This proposal requests 20,000 GPU hours per month on NVIDIA A100 GPUs and 100 TB of Mimer storage to advance generative foundation models for 4D human animation and video generation at KTH’s Embodied Social Agents Lab (ESAL). Following recent changes in intellectual property regulations for industrial collaborations, our work is now conducted entirely at KTH. This enables open publication, code and model release, and direct contribution to the academic community, but it also requires access to dedicated large-scale computational infrastructure rather than relying on industrial partners.
Our research plan builds on recently completed projects that demonstrate a strong scientific track record and a need for substantial GPU resources. AMUSE (CVPR 2024) introduced disentangled latent diffusion for emotional, speech-driven 3D body animation, providing independent control over linguistic content, emotion, and personal style through a three-way disentanglement strategy. SPECTRUM developed 3D texture-aware representations for parsing human clothing and body parts by repurposing image-to-texture diffusion models fine-tuned on 3D human texture maps, achieving robust alignment across diverse and previously unseen garments. Emotional 3D Humans (SIGGRAPH I3D 2025, Frontiers in Computer Science) used VR-based user studies with 48 participants to evaluate state-of-the-art generative models for emotional animation, showing that methods explicitly modeling emotions achieve significantly higher recognition accuracy than approaches focused primarily on speech synchrony. Synthetically Expressive (ACM IVA 2025, Best Paper Award) examined how synthesized speech and gestures are perceived in VR versus 2D displays, finding that VR enhances the perception of natural gesture–voice pairings but does not improve synthetic combinations. Audiopedia (ICASSP 2025, Oral) introduced knowledge-augmented audio language models for reasoning-heavy audio question answering, addressing the limitations of current large audio language models on knowledge-intensive tasks.
The requested compute will support training and fine-tuning large-scale diffusion models with 1 to 10 billion parameters for 4D human motion synthesis across multiple emotional and stylistic dimensions; post- training of foundation models via supervised fine-tuning, LoRA adaptation, direct preference optimization, and reinforcement learning from human feedback for controllable generation; video generation model training on large-scale motion capture datasets and multi-view video sequences; multimodal controllable generation with vision-language and large language models; and extensive ablation studies and hyperparameter optimization across multiple architectures. These experiments require long training runs, large batch sizes, and repeated evaluations on high-resolution 4D and video data, making A100-class hardware essential for practical iteration cycles and for maintaining competitiveness with international research groups.

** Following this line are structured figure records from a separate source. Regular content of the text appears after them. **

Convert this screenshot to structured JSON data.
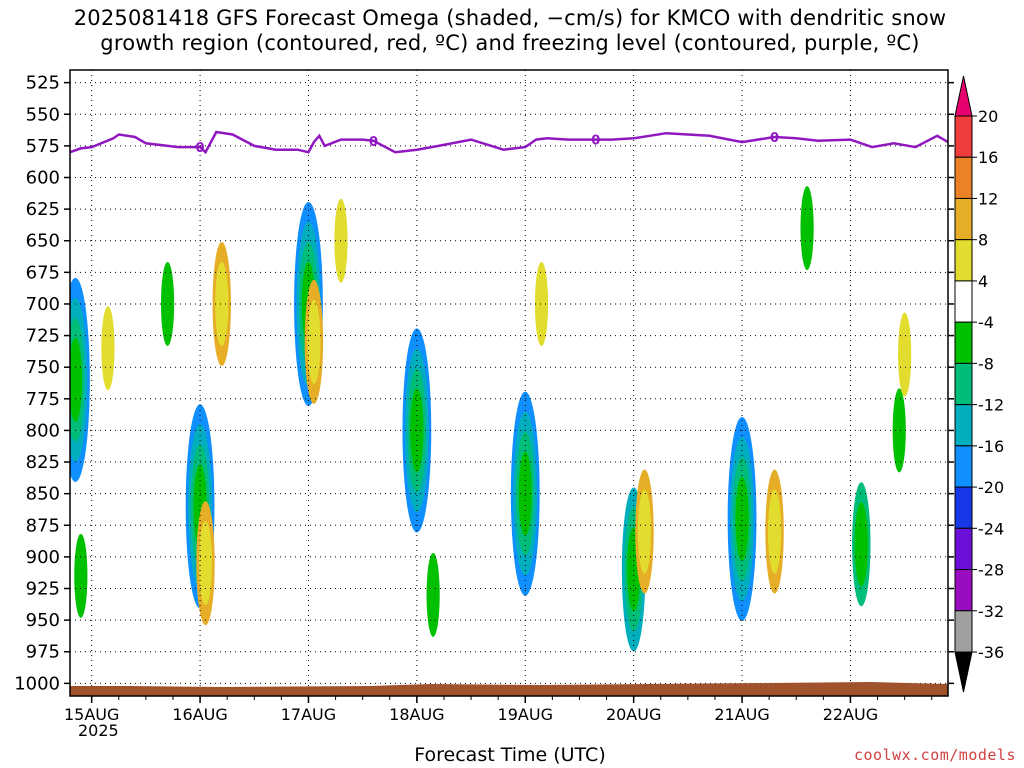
{
  "title": {
    "line1": "2025081418 GFS Forecast Omega (shaded, −cm/s) for KMCO with dendritic snow",
    "line2": "growth region (contoured, red, ºC) and freezing level (contoured, purple, ºC)"
  },
  "credit": "coolwx.com/models",
  "chart_data": {
    "type": "heatmap",
    "title": "2025081418 GFS Forecast Omega (shaded, −cm/s) for KMCO with dendritic snow growth region (contoured, red, ºC) and freezing level (contoured, purple, ºC)",
    "xlabel": "Forecast Time (UTC)",
    "x_tick_labels": [
      "15AUG",
      "16AUG",
      "17AUG",
      "18AUG",
      "19AUG",
      "20AUG",
      "21AUG",
      "22AUG"
    ],
    "x_year_label": "2025",
    "x_range_days": [
      -0.2,
      7.9
    ],
    "y_tick_labels": [
      "525",
      "550",
      "575",
      "600",
      "625",
      "650",
      "675",
      "700",
      "725",
      "750",
      "775",
      "800",
      "825",
      "850",
      "875",
      "900",
      "925",
      "950",
      "975",
      "1000"
    ],
    "ylim": [
      515,
      1010
    ],
    "y_reversed": true,
    "grid": true,
    "colorbar": {
      "labels": [
        "20",
        "16",
        "12",
        "8",
        "4",
        "-4",
        "-8",
        "-12",
        "-16",
        "-20",
        "-24",
        "-28",
        "-32",
        "-36"
      ],
      "colors": [
        "#e8006e",
        "#f03c3c",
        "#ec8226",
        "#e6ae26",
        "#e2dc2e",
        "#ffffff",
        "#00c000",
        "#00be7a",
        "#00aebe",
        "#1090ff",
        "#1838e8",
        "#6a10d8",
        "#9a0cc0",
        "#a0a0a0",
        "#000000"
      ]
    },
    "freezing_level": {
      "label": "0",
      "color": "#9018c0",
      "x_days": [
        -0.2,
        -0.1,
        0.0,
        0.2,
        0.25,
        0.4,
        0.5,
        0.8,
        1.0,
        1.05,
        1.15,
        1.3,
        1.5,
        1.7,
        1.9,
        2.0,
        2.05,
        2.1,
        2.15,
        2.3,
        2.5,
        2.6,
        2.8,
        3.0,
        3.2,
        3.5,
        3.8,
        4.0,
        4.1,
        4.2,
        4.4,
        4.6,
        4.8,
        5.0,
        5.3,
        5.5,
        5.7,
        6.0,
        6.3,
        6.5,
        6.7,
        7.0,
        7.2,
        7.4,
        7.6,
        7.8,
        7.9
      ],
      "y_hpa": [
        580,
        577,
        576,
        569,
        566,
        568,
        573,
        576,
        576,
        580,
        564,
        566,
        575,
        578,
        578,
        580,
        572,
        567,
        575,
        570,
        570,
        571,
        580,
        578,
        575,
        570,
        578,
        576,
        570,
        569,
        570,
        570,
        570,
        569,
        565,
        566,
        567,
        572,
        568,
        569,
        571,
        570,
        576,
        573,
        576,
        567,
        572
      ]
    },
    "omega_cells": [
      {
        "day": -0.1,
        "p": 915,
        "value": -4
      },
      {
        "day": -0.15,
        "p": 760,
        "value": -16
      },
      {
        "day": 0.15,
        "p": 735,
        "value": 4
      },
      {
        "day": 0.7,
        "p": 700,
        "value": -4
      },
      {
        "day": 1.0,
        "p": 860,
        "value": -16
      },
      {
        "day": 1.05,
        "p": 905,
        "value": 8
      },
      {
        "day": 1.2,
        "p": 700,
        "value": 8
      },
      {
        "day": 2.0,
        "p": 700,
        "value": -16
      },
      {
        "day": 2.05,
        "p": 730,
        "value": 8
      },
      {
        "day": 2.3,
        "p": 650,
        "value": 4
      },
      {
        "day": 3.0,
        "p": 800,
        "value": -20
      },
      {
        "day": 3.15,
        "p": 930,
        "value": -4
      },
      {
        "day": 4.0,
        "p": 850,
        "value": -20
      },
      {
        "day": 4.15,
        "p": 700,
        "value": 4
      },
      {
        "day": 5.0,
        "p": 910,
        "value": -12
      },
      {
        "day": 5.1,
        "p": 880,
        "value": 8
      },
      {
        "day": 6.0,
        "p": 870,
        "value": -24
      },
      {
        "day": 6.3,
        "p": 880,
        "value": 8
      },
      {
        "day": 7.1,
        "p": 890,
        "value": -8
      },
      {
        "day": 7.45,
        "p": 800,
        "value": -4
      },
      {
        "day": 7.5,
        "p": 740,
        "value": 4
      },
      {
        "day": 6.6,
        "p": 640,
        "value": -4
      }
    ]
  }
}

Our team has extensive experience with A100 and H100 GPU clusters for large-scale training, fine-tuning, and post-training of vision-language and language models, including efficient mixed-precision training, distributed data and model parallelism, and scalable experiment management. This expertise ensures that requested resources will be used efficiently and translated into high-impact publications, open-source tools, and publicly released models that benefit both KTH and the wider research community, while providing a robust computational foundation for future collaborations and externally funded projects.